Is the 125 GeV Higgs the superpartner of a neutrino?
Francesco Riva, Carla Biggio, Alex Pomarol

TL;DR
This paper explores the possibility that the 125 GeV Higgs boson could be the superpartner of a neutrino within a supersymmetric model featuring an approximate R-symmetry acting as lepton number, predicting unique decay signatures.
Contribution
It introduces a supersymmetric model linking the Higgs to a neutrino via R-symmetry, predicting distinctive Higgs decays and superpartner phenomenology at the LHC.
Findings
Higgs has an invisible decay mode into Goldstino and neutrino with up to 10% branching ratio.

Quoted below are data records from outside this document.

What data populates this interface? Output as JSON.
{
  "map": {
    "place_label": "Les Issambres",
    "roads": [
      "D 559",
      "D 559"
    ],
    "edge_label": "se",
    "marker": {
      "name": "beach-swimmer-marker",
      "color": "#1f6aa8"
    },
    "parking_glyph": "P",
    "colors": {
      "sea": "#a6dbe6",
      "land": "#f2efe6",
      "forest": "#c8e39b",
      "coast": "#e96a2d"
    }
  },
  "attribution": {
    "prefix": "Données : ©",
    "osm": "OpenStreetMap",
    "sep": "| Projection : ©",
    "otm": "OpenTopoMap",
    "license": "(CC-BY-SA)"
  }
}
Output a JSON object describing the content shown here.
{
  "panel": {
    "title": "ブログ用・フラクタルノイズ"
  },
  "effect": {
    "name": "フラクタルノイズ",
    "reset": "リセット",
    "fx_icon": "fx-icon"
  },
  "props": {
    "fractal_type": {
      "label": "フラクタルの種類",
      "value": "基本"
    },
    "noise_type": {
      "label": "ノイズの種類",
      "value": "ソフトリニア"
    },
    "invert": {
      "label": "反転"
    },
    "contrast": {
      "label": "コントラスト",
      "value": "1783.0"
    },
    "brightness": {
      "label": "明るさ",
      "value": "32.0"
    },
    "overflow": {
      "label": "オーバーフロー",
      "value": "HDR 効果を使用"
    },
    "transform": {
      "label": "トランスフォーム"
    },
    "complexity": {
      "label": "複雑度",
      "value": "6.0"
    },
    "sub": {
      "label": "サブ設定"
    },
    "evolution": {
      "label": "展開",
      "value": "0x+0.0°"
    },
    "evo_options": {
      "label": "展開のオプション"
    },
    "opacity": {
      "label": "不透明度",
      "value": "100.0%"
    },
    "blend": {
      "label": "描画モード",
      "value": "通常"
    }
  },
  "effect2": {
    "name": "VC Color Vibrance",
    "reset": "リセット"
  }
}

Stops and sbottoms are predicted to be lighter than 1 TeV with unique decay channels.
Model's phenomenology differs from the MSSM, offering new experimental signatures.
Abstract
Recent LHC searches have provided strong evidence for the Higgs, a boson whose gauge quantum numbers coincide with those of a SM fermion, the neutrino. This raises the mandatory question of whether Higgs and neutrino can be related by supersymmetry. We study this possibility in a model in which an approximate R-symmetry acts as a lepton number. We show that Higgs physics resembles that of the SM-Higgs with the exception of a novel invisible decay into Goldstino and neutrino with a branching fraction that can be as large as ~10%. Based on naturalness criteria, only stops and sbottoms are required to be lighter than the TeV with a phenomenology dictated by the R-symmetry. They have novel decays into quarks+leptons that could be seen at the LHC, allowing to distinguish these scenarios from the ordinary MSSM.